Некоторые из алибабовских приятелей пробовали повлиять на него, но безуспешно.
– Очень уж у тебя хари дикие, – задумчиво сказал ему художник Казбеков, – жить от них страшно. Точно масло вздорожало или из квартиры выгоняют.
– Брось, – раз и навсегда ответил ему Алибабов. – Не понимаешь – помалкивай. Пора уже покончить на плакате с девушкой как таковой. В наших рядах не может быть Веласкезов и других Рембрандтов. Я рисую, как вижу внутренним оком.
– Око так око, – вздохнул Казбеков, – тебе виднее. Особенно еще если внутреннее.
И больше не спорил. А Алибабов уже продумывал новую девушку для плаката с такими невиданными в мире лбом и подбородком, которые еще ни разу не украшали наши витрины и заборы. И как человек работящий, закончил плакат в тихий осенний вечер, посмотрел на него с мягким восхищением, не лишенным испуга, и крикнул:
– Да… Выкатилась, можно сказать, девица… Страшновато с такой встретиться…
Тут-то и произошел случай, явно не предусмотренный нашим материалистическим мировоззрением. Девица на плакате взмахнула кривыми ручками, повела лысой бровью и голосом, напоминающим шипенье обиженной черепахи, игриво сказала:
– Здрасте! Вот мы и к вам.
Алибабов дрожащей рукой схватился за мокрую кисть, чтобы в экстренном порядке замазать на плакате свою неожиданную собеседницу, но было уже поздно. Девица еще раз шипяще хихикнула, ободряюще хлопнула его по плечу и тонко заметила:
– В кино так в кино. Чего дома-то сидеть.
– Я с такой харей в общественные места не пойду, – уже несколько оправившись, пробормотал несчастный Алибабов.
– Сам меня выдумал – сам и ходи, – ласково улыбнулась широким ртом девица и подмигнула кривым глазом, – с первого дня и попреки. Чай, не с беспредметной красавицей разговариваешь, эстет!
– Вижу, что не с красавицей, – вздохнул Алибабов, – пойдем уж, что ли…
В кино впервые Алибабову уступали лучшие места. Сначала его толкали, но, посмотрев на его спутницу, быстро освобождали целые ряды. В трамвае кондукторша потребовала за нее специальный добавочный билет, как за корзину. На улице Алибабов вел ее робко по менее освещенным уголкам, чтобы не мешать уличному движению, а вернувшись домой, сказал взволнованно и категорически:
– Ложись вот там в углу и загородись чемоданом. Я человек нервный и пугливый.
– Уж и художники пошли, – обиженно просипела девушка с плаката, – сами выдумывают, а сами задаются.

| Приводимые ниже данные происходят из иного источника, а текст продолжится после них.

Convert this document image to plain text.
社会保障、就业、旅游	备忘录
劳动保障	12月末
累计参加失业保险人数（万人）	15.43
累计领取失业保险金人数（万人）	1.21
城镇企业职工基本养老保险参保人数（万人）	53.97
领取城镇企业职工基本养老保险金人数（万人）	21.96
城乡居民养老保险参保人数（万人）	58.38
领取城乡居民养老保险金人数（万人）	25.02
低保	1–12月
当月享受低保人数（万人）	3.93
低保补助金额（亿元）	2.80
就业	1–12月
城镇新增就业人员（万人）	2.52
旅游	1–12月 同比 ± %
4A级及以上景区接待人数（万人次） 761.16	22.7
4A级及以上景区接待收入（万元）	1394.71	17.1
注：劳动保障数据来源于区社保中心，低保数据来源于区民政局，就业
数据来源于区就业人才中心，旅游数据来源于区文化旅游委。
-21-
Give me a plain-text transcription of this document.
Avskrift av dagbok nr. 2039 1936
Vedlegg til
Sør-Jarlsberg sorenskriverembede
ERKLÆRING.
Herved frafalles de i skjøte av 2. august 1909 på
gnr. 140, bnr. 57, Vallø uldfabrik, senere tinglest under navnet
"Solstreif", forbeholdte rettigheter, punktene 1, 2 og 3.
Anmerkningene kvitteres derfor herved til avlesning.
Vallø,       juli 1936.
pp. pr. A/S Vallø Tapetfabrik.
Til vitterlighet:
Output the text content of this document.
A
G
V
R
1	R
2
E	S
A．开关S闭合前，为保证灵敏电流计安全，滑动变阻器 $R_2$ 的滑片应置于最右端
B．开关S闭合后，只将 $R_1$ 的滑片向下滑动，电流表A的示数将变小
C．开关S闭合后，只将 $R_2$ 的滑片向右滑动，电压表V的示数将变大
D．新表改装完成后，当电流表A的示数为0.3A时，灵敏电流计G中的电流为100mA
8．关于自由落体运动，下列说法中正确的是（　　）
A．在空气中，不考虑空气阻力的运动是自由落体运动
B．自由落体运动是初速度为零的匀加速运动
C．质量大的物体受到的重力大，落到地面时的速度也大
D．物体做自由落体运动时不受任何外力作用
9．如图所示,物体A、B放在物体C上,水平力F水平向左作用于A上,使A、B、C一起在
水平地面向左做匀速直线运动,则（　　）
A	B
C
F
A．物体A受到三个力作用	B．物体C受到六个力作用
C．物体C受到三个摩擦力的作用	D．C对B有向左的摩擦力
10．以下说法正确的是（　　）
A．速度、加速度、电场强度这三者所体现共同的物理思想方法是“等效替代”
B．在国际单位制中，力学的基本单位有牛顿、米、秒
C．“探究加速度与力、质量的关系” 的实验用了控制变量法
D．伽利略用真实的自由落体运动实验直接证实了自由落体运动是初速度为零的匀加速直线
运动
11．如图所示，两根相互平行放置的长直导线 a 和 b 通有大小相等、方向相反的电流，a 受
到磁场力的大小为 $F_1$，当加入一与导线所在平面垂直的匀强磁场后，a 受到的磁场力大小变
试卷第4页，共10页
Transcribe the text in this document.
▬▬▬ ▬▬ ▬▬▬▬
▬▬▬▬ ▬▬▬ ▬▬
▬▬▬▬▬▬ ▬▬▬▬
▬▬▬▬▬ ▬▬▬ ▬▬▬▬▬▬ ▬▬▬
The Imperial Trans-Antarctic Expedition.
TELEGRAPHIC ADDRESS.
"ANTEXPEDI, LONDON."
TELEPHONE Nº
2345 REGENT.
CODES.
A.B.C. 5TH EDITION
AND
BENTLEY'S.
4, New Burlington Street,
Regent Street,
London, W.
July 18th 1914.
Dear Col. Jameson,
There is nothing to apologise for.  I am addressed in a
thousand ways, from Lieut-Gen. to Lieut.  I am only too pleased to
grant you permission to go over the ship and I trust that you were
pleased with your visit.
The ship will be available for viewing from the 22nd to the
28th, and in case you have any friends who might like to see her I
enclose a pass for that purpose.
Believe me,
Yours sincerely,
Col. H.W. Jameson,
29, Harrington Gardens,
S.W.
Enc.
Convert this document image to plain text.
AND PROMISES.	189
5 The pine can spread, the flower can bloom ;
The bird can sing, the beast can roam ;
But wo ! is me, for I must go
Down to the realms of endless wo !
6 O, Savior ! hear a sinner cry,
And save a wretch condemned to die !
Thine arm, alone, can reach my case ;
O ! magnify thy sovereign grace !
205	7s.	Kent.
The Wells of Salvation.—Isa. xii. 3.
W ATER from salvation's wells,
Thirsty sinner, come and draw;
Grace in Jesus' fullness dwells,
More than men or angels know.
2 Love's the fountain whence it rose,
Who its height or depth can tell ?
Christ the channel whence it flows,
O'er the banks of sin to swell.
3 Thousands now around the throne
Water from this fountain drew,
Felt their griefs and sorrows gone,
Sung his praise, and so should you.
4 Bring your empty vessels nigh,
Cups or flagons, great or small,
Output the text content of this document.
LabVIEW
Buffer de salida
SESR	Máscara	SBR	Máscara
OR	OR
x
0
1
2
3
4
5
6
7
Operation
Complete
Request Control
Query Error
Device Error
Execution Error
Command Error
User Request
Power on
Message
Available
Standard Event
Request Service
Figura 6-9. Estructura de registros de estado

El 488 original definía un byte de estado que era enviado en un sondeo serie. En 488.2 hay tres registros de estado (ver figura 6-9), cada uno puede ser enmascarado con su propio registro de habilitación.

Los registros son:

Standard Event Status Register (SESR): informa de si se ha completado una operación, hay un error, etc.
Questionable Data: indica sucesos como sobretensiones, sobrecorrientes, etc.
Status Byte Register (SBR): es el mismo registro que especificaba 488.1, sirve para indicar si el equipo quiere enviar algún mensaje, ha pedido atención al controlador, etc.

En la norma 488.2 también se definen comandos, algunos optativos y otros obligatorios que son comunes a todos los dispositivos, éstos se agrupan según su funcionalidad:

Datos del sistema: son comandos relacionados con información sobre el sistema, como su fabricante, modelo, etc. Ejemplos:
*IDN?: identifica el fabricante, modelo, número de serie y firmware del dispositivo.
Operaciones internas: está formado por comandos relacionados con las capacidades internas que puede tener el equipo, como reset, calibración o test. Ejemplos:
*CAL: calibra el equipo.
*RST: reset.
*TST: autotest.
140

Для Алибабова наступили тяжелые дни. Нужно было девушку с плаката прописать, сводить для приличия в ЗАГС и познакомить с близкими. При прописке у нее долго допытывались о последней судимости, в ЗАГСе испуганная гражданка упорно пыталась записать ее в книгу скоропостижно умерших, а соседи при первом же беглом знакомстве обещались жаловаться в домоуправление.
Только один Казбеков, как человек чуткий, хотя и эстет, дружески спросил, посмотрев на девушку:
– Сам выдумал или нечаянно? Внутреннее око или несчастный случай?
Алибабов горько вздохнул и ничего не ответил. Он вообще перестал разговаривать и только мрачно ходил по улицам. И, как это ни странно, впервые увидел неограниченный комплект девушек без особых дефектов. То ему пересекала дорогу чудесная блондинка из шахты Метростроя, то маячила перед глазами кудрявая девица с нормальным ртом, то немым укором влезала в сознание хорошенькая продавщица из универмага. Алибабов хватался за голову, рычал в глубокой тоске и бежал домой. Там его ждал живой и безоговорочный протест против эстетизма и упадочничества – девушка с плаката. Алибабов мрачно плевал на приготовленный холст и пил большими глотками спирт.